In Seattle, the teacher appeared as a quiet dentist, who, after years of removing decay from others, after years of softening their pain, saw a deer come up to his window while he was filing down a crown. It stared at him and he began to well up. The deer leapt away, as if taking a cloud from his heart, and he suddenly felt completely alive. In our group, he went quiet, then said, “Speaking and listening from the heart clears the fog.”

In Santa Barbara, a grade-school nurse was the teacher. She asked, through her tears, “Why?” after telling us that her sister-in-law set herself on fire. All we could do was lean toward her, bearing witness to the fire in her heart that she can’t put out. All we could do was hold her with a kind silence and listen to the lessons of that fire.

In New York City, a fireman was the teacher. He cares for his aging aunt, who told him the other day that she’s been looking for something for a long, long time and she just found it. It was there all the time. But she wouldn’t tell him what it is. She just said, “You’ll have to find it for yourself.”

And in Vancouver, a lawyer who defends inmates on death row was the teacher. She said she carries them with her everywhere, especially their faces at the end. On the way to our retreat, she was stuck in the airport with more than a hundred people, when she saw her dead convicts among the living and held them as the living angels that they are. She said, “When I saw how precious and irreplaceable everyone is, I fell to my knees near my gate. Someone nearby came over and asked if I was alright. I took his hand and confessed, ‘I’ve never been better.’”

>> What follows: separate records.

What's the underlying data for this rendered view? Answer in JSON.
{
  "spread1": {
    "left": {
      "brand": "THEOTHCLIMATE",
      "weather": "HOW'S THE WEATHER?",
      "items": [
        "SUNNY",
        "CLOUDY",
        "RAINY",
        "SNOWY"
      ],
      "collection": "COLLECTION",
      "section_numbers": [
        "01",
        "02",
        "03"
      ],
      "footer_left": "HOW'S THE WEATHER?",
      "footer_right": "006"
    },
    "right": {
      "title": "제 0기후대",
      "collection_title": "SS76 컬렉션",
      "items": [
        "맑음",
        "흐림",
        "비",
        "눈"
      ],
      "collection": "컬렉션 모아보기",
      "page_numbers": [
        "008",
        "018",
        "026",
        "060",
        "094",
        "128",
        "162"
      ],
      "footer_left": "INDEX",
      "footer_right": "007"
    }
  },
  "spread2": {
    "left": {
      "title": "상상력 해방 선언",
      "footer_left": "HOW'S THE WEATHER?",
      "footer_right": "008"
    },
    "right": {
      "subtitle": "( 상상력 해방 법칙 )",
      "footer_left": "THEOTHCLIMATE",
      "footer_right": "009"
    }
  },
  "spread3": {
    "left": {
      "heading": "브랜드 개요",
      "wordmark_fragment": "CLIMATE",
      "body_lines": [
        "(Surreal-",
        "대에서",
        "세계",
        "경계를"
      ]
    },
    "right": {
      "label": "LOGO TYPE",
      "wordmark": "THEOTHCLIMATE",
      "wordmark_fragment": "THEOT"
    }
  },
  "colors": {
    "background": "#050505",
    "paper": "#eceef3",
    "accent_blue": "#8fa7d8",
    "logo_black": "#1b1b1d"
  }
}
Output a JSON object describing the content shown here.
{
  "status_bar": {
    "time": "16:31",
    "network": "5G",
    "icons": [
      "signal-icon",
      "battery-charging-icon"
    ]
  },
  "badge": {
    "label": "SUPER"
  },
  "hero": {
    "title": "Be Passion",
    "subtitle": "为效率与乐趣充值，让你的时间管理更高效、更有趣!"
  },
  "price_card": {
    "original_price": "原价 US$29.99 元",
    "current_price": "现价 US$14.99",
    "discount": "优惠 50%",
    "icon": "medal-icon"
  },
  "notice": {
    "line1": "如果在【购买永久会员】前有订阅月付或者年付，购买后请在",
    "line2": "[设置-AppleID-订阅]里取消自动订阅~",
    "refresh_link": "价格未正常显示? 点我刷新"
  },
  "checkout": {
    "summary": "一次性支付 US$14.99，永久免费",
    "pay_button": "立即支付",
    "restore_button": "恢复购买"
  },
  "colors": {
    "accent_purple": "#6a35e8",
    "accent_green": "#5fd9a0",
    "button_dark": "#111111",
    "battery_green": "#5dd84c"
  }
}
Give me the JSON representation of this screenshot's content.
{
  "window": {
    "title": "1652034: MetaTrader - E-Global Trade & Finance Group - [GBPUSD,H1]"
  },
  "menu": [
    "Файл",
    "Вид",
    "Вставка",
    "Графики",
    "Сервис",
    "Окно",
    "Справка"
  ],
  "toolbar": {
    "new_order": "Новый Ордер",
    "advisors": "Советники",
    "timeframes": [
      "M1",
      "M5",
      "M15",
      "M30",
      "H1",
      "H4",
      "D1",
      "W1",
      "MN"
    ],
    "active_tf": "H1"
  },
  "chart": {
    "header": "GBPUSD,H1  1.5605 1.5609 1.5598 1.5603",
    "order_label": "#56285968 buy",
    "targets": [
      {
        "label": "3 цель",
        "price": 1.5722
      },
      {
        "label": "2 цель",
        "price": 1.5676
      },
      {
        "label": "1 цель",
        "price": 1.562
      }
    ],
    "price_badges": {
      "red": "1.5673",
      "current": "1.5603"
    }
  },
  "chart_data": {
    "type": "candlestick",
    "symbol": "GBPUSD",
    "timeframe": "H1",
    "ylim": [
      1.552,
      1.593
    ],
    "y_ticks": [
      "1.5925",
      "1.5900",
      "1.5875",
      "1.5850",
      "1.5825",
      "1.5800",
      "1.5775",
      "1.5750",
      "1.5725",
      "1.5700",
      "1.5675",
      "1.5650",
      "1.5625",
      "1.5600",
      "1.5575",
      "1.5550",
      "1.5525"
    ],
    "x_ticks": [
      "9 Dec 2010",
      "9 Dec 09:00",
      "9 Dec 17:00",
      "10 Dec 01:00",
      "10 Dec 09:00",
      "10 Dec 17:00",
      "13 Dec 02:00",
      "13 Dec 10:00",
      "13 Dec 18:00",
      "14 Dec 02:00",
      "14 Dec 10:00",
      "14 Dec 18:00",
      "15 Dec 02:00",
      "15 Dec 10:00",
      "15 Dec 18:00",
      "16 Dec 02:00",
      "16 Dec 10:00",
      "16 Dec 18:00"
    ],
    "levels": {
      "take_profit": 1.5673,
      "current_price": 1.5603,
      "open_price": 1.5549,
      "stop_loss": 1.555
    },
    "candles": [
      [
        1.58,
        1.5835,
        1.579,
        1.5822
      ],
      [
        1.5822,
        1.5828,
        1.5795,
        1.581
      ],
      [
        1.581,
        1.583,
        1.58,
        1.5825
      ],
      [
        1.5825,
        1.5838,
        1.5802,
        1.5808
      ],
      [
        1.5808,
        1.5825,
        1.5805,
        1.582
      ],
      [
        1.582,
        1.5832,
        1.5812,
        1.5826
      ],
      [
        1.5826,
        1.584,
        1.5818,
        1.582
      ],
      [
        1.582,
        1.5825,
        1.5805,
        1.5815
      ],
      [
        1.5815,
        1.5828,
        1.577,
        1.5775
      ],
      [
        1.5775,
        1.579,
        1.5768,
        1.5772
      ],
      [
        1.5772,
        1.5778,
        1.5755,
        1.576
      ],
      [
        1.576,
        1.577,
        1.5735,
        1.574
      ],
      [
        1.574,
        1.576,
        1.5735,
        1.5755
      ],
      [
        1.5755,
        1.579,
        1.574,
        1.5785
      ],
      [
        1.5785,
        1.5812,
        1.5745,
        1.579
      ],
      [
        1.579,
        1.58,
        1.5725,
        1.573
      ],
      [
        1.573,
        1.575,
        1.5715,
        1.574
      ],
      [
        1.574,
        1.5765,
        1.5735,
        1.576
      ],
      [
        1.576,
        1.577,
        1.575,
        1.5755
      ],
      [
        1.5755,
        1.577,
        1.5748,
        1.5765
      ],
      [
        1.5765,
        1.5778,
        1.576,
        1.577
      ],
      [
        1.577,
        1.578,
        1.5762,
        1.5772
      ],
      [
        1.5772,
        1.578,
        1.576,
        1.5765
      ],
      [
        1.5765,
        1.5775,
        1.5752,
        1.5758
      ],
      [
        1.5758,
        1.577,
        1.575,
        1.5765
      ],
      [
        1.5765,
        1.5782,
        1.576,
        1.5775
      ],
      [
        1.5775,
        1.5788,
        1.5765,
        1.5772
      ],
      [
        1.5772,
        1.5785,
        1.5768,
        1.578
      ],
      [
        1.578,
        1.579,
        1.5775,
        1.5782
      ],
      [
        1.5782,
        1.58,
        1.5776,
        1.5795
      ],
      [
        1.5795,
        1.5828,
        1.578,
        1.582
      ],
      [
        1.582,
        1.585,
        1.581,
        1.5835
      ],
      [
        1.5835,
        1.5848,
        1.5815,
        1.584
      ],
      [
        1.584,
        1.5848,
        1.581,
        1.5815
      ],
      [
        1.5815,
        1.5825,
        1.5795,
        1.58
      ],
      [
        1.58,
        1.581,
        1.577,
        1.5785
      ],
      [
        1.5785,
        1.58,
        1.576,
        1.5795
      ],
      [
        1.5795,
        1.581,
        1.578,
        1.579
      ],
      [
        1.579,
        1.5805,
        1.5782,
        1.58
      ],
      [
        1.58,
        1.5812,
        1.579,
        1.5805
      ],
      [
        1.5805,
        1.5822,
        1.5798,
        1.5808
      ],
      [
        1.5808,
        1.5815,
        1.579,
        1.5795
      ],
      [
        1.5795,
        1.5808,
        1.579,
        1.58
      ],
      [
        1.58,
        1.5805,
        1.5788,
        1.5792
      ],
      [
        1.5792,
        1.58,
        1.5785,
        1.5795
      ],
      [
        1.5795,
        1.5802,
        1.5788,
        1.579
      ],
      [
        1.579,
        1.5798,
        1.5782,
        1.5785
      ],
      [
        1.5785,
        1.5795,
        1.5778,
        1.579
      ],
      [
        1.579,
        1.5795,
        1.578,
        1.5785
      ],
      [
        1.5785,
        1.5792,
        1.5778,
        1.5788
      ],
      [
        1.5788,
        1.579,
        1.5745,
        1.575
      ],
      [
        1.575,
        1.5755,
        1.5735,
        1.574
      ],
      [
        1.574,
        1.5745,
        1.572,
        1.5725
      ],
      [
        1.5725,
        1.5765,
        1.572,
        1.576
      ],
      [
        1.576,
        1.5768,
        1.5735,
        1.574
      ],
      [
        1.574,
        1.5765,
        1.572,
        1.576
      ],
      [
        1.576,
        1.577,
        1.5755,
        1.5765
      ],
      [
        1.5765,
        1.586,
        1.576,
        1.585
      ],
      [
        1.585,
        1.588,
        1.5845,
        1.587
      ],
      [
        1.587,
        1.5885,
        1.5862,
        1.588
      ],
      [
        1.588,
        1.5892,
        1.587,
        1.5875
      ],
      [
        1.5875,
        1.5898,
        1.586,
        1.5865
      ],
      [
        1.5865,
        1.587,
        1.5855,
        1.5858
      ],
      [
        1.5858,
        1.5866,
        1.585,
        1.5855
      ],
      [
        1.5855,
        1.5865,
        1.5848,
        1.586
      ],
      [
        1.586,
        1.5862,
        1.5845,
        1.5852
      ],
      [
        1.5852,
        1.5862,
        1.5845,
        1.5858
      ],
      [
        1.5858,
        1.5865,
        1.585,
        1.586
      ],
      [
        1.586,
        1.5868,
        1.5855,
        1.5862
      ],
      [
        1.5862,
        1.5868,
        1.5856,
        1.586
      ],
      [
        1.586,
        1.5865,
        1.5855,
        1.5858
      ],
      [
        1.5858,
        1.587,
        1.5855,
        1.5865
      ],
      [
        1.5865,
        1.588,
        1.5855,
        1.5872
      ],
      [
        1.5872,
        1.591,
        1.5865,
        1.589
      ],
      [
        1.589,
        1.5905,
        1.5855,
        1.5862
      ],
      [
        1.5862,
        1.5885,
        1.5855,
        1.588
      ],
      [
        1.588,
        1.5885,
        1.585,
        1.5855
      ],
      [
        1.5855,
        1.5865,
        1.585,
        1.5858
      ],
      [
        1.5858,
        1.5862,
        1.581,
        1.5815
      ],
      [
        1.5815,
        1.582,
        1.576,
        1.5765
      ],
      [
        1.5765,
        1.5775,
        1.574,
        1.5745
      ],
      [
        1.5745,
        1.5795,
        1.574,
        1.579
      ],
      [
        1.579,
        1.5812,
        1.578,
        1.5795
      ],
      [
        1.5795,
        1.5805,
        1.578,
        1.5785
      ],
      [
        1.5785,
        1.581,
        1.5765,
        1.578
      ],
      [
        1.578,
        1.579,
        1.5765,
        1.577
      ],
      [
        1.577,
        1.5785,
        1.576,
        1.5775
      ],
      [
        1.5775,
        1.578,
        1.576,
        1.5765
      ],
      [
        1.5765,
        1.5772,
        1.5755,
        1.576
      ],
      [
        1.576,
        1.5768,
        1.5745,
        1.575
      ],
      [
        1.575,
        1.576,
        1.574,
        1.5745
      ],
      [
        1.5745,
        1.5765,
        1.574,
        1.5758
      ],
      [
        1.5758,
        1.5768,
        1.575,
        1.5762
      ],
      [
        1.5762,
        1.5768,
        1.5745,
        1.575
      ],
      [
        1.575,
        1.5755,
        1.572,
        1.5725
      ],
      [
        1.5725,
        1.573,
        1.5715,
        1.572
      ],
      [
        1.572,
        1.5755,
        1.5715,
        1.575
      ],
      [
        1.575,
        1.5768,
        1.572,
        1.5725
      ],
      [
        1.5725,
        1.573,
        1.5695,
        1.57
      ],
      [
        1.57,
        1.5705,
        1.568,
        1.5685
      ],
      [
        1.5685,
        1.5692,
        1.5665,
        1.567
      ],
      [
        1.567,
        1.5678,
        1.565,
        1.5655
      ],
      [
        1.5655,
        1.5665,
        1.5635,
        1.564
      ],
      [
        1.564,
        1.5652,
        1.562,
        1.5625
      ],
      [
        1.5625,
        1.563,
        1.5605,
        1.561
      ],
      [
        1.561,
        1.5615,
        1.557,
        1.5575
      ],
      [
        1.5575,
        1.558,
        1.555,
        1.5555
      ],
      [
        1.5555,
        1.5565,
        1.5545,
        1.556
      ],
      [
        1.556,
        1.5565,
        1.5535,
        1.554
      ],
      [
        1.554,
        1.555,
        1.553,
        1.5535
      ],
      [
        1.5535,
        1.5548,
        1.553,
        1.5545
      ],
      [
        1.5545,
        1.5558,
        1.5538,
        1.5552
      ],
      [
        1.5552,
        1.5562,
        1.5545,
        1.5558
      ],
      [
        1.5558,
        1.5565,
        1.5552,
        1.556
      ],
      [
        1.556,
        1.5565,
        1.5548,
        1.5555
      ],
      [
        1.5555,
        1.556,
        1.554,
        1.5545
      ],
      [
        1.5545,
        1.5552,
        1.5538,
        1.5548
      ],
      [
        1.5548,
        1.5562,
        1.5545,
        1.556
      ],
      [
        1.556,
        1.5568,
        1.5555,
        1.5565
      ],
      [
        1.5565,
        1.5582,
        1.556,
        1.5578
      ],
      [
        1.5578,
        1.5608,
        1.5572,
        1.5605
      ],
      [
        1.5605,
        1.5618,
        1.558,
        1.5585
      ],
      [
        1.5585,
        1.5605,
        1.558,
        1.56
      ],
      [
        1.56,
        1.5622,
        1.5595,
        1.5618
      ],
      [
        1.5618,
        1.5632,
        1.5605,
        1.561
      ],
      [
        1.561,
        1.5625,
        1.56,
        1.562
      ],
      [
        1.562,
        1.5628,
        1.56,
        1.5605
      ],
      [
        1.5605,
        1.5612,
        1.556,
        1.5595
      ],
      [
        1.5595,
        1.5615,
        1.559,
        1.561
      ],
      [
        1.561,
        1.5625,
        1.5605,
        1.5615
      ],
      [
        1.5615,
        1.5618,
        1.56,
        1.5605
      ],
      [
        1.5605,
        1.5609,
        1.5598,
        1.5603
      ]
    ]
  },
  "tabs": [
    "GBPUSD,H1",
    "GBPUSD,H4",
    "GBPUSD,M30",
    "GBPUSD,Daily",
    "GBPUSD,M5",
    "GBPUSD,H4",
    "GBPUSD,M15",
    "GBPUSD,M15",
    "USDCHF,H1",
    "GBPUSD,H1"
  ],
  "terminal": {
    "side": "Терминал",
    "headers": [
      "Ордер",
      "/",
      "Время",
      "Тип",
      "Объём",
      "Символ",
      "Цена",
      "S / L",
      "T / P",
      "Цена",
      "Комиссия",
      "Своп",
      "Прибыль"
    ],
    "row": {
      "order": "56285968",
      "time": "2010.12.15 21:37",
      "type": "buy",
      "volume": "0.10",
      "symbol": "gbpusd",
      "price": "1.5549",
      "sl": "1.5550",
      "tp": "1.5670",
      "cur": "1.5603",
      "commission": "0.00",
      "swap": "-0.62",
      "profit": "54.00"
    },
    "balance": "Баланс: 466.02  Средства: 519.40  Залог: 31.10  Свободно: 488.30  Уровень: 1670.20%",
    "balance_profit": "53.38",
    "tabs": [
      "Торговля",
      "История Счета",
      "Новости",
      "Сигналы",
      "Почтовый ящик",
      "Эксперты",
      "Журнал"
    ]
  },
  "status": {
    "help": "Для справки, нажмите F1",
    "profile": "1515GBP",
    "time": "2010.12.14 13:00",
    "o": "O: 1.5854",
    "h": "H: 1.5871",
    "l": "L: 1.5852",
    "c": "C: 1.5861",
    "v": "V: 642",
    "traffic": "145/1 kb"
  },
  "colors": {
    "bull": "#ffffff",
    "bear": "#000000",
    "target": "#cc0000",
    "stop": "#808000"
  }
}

Meeting like this is always an unexpected blessing. When we show up like this, we help each other stay awake. When we hold each other’s pain, we knit together into a net that catches truth. When we dare to let life move through us, though we don’t know what it means, we enter the temple that is the world. It doesn’t get any better than this.

When we can open a heart space between us and enter the depth of life, all to share the truth of our lives—then the teacher moves around the room.

QUESTIONS TO WALK WITH

  • In your journal, describe an event between you and another that you wouldn’t have willingly opened. How did you enter this depth? What did this unexpected depth do to you and your relationship with this person?
  • In conversation with a friend or loved one, discuss where you feel most able to look at what life does to you. It might be an internal space or an external space. When was the last time you entered this space? What keeps you from going there?